Luxure, luxure, quand tu nous tiens, quand tu nous
hantes… c'est ce qu'auraient pu se dire cette année les visiteurs de Lire en mai, le salon du livre de Nyons.
Les organisateurs ont été fidèles à leur image : accueillants, chaleureux, prévenants. L'esprit familial qui règne au sein de l'équipe — enfin, c'est ce qui en ressort — est confirmé par la
présence constante des bénévoles d'une année sur l'autre. Reconnaître leur visage souriant en profitant du petit café/croissant d'accueil est un plaisir attendu, presque espéré dès qu'on prend la
route pour se rendre au salon.
Un clin d'œil à Sébastien (et son père,
patissier et marchand de glaces) que nous avons taquiné deux jours durant. J'espère que les autres bénévoles que nous adorons aussi n'en prendront pas ombrage, je suis incapable de me souvenir de
plus de deux prénoms à la fois…
La touche raffinée de fleurs de genêts et rameau d'olivier sur les tables ont parachevé le tableau. Prêts, fins prêts, auteurs et éditeurs invités pouvaient se mettre au diapason, et présenter
leurs ouvrages au public du jeudi matin, partagé entre feuilles de laitue et pages de roman, puisque le marché s'était installé, comme à son habitude, sur la place du village.
Non, le gingembre n'ensorcelait pas le passant, les roses n'exhalaient un parfum de débauche, aucune jeune femme envoûtante ne s'était cachée derrière une arcade pour tenter les hommes de passage…
Non, pour sentir le vent de luxure, il fallait se rendre dans les lieux propices où des textes parfois sulfureux avaient pris rendez-vous avec les passionnés, les aventuriers du mot, les téméraires
du texte.
Chaque année, un péché capital est soumis au visiteur, à moins que ce ne soit le visiteur qui ne s'y soumette, allez savoir? Mais, comment résister à l'invitation de la luxure?
Côté salon, les arcades résonnaient de mille
voix, celles des visiteurs, dont de nombreux habitués, retrouvant tel auteur de l'an passé ou celui d'avant, avec un nouveau titre. Lecteur séduit, il ne lui fallait pas longtemps pour demander la
dédicace et repartir, roman sous le bras, rêvant de lecture, heures solitaires dans un nouvel univers.

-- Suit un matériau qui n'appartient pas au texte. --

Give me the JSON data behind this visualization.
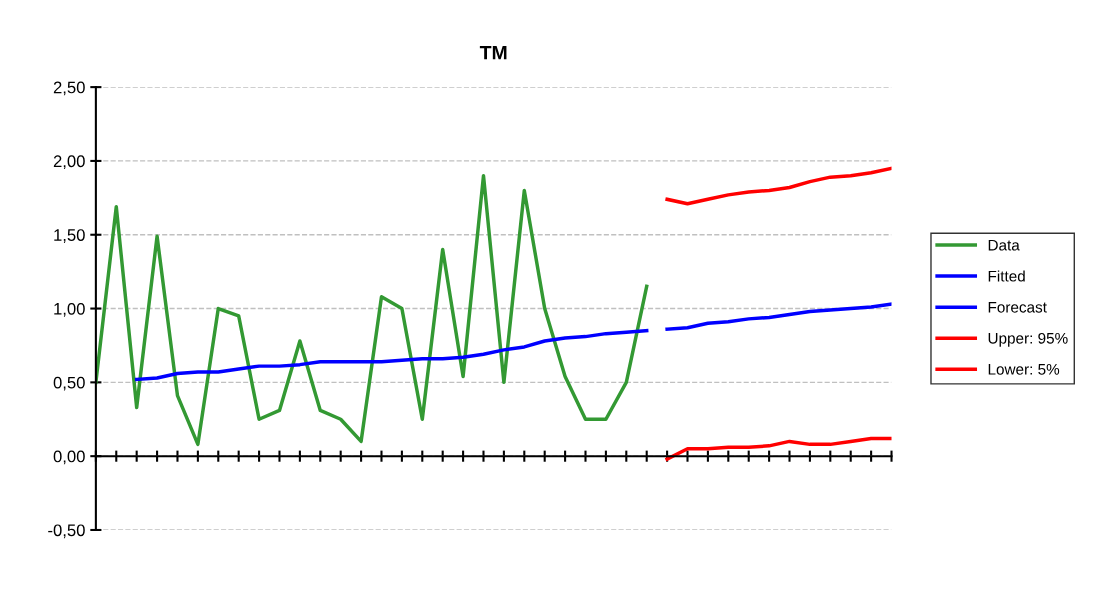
{
  "chart_data": {
    "type": "line",
    "title": "TM",
    "categories": [
      null,
      null,
      null,
      null,
      null,
      null,
      null,
      null,
      null,
      null,
      null,
      null,
      null,
      null,
      null,
      null,
      null,
      null,
      null,
      null,
      null,
      null,
      null,
      null,
      null,
      null,
      null,
      null,
      null,
      null,
      null,
      null,
      null,
      null,
      null,
      null,
      null,
      null,
      null,
      null
    ],
    "series": [
      {
        "name": "Data",
        "color": "#339933",
        "values": [
          0.5,
          1.69,
          0.33,
          1.49,
          0.41,
          0.08,
          1.0,
          0.95,
          0.25,
          0.31,
          0.78,
          0.31,
          0.25,
          0.1,
          1.08,
          1.0,
          0.25,
          1.4,
          0.54,
          1.9,
          0.5,
          1.8,
          1.0,
          0.54,
          0.25,
          0.25,
          0.5,
          1.15,
          null,
          null,
          null,
          null,
          null,
          null,
          null,
          null,
          null,
          null,
          null,
          null
        ]
      },
      {
        "name": "Fitted",
        "color": "#0000ff",
        "values": [
          null,
          null,
          0.52,
          0.53,
          0.56,
          0.57,
          0.57,
          0.59,
          0.61,
          0.61,
          0.62,
          0.64,
          0.64,
          0.64,
          0.64,
          0.65,
          0.66,
          0.66,
          0.67,
          0.69,
          0.72,
          0.74,
          0.78,
          0.8,
          0.81,
          0.83,
          0.84,
          0.85,
          null,
          null,
          null,
          null,
          null,
          null,
          null,
          null,
          null,
          null,
          null,
          null
        ]
      },
      {
        "name": "Forecast",
        "color": "#0000ff",
        "values": [
          null,
          null,
          null,
          null,
          null,
          null,
          null,
          null,
          null,
          null,
          null,
          null,
          null,
          null,
          null,
          null,
          null,
          null,
          null,
          null,
          null,
          null,
          null,
          null,
          null,
          null,
          null,
          null,
          0.86,
          0.87,
          0.9,
          0.91,
          0.93,
          0.94,
          0.96,
          0.98,
          0.99,
          1.0,
          1.01,
          1.03
        ]
      },
      {
        "name": "Upper: 95%",
        "color": "#ff0000",
        "values": [
          null,
          null,
          null,
          null,
          null,
          null,
          null,
          null,
          null,
          null,
          null,
          null,
          null,
          null,
          null,
          null,
          null,
          null,
          null,
          null,
          null,
          null,
          null,
          null,
          null,
          null,
          null,
          null,
          1.74,
          1.71,
          1.74,
          1.77,
          1.79,
          1.8,
          1.82,
          1.86,
          1.89,
          1.9,
          1.92,
          1.95
        ]
      },
      {
        "name": "Lower: 5%",
        "color": "#ff0000",
        "values": [
          null,
          null,
          null,
          null,
          null,
          null,
          null,
          null,
          null,
          null,
          null,
          null,
          null,
          null,
          null,
          null,
          null,
          null,
          null,
          null,
          null,
          null,
          null,
          null,
          null,
          null,
          null,
          null,
          -0.02,
          0.05,
          0.05,
          0.06,
          0.06,
          0.07,
          0.1,
          0.08,
          0.08,
          0.1,
          0.12,
          0.12
        ]
      }
    ],
    "ylim": [
      -0.5,
      2.5
    ],
    "yticks": [
      {
        "value": -0.5,
        "label": "-0,50"
      },
      {
        "value": 0,
        "label": "0,00"
      },
      {
        "value": 0.5,
        "label": "0,50"
      },
      {
        "value": 1.0,
        "label": "1,00"
      },
      {
        "value": 1.5,
        "label": "1,50"
      },
      {
        "value": 2.0,
        "label": "2,00"
      },
      {
        "value": 2.5,
        "label": "2,50"
      }
    ],
    "grid": "y",
    "legend": "right",
    "tick_labels": "y",
    "marker": "none",
    "line_style": "solid"
  }
}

Le jeudi, le repas pris en groupe possèdait l'avantage de la rencontre et du partage entre auteurs à l'ombre des platanes. S'il fallait une note, non pas fausse, mais plutôt en bémol, ce serait
celle du menu servi, qui avait pour mérite malgré tout, de rappeler les cantines d'antan.
De retour le samedi, la foule se fit plus rare,
mais le contact avec les lecteurs toujours aussi enrichissant. La note en dièse fut la présence d'Atiq Rahimi, accompagné de son fidèle petit chapeau et de son écharpe, reconnaissable à sa
fine moustache, son regard afghan perçant et son sourire accueillant. Auteur de Syngué sabour (La pierre de patience, prix Goncourt), Le Retour imaginaire, Les mille maisons du rêve et de la
terreur et de Terre et cendres, il a, d'après les auditeurs, animé une conférence empreinte de chaleur et de simplicité, loin des fards de la remise du Prix Goncourt dans les salons parisiens.
Mais je ne saurais faire de l'ombre aux autres intervenants moins célèbres mais tout aussi captivants. Difficile de parler de tous, surtout qu'en tant qu'auteur invité, je me devais de rester à ma
place pour dédicacer mes deux romans, "Toca Leòn!" qui jouit d'un lectorat solide et de "La grande Borie" qui ne demande qu'à s'en faire un puisqu'il vient de sortir.
Deux jours à Nyons, à peine le temps de se dire
bonjour et au revoir, repartir avec un cadeau de l'amitié, des produits du terroir généreusement offerts par les partenaires du salon.
On pense déjà à l'année prochaine qui verra l'avarice envahir les cours et les jardins, raser les murs de peur qu'on la hue, qu'on la vilipende. Elle ne pourra pas se vautrer sur un grand
lit au milieu de la place, tel ce lecteur d'extraits érotiques à demi nu.
Que nous réserve l'équipe de Lire en mai? Nous verrons cela dans 51 semaines, mais, silence, ils sont déjà au travail!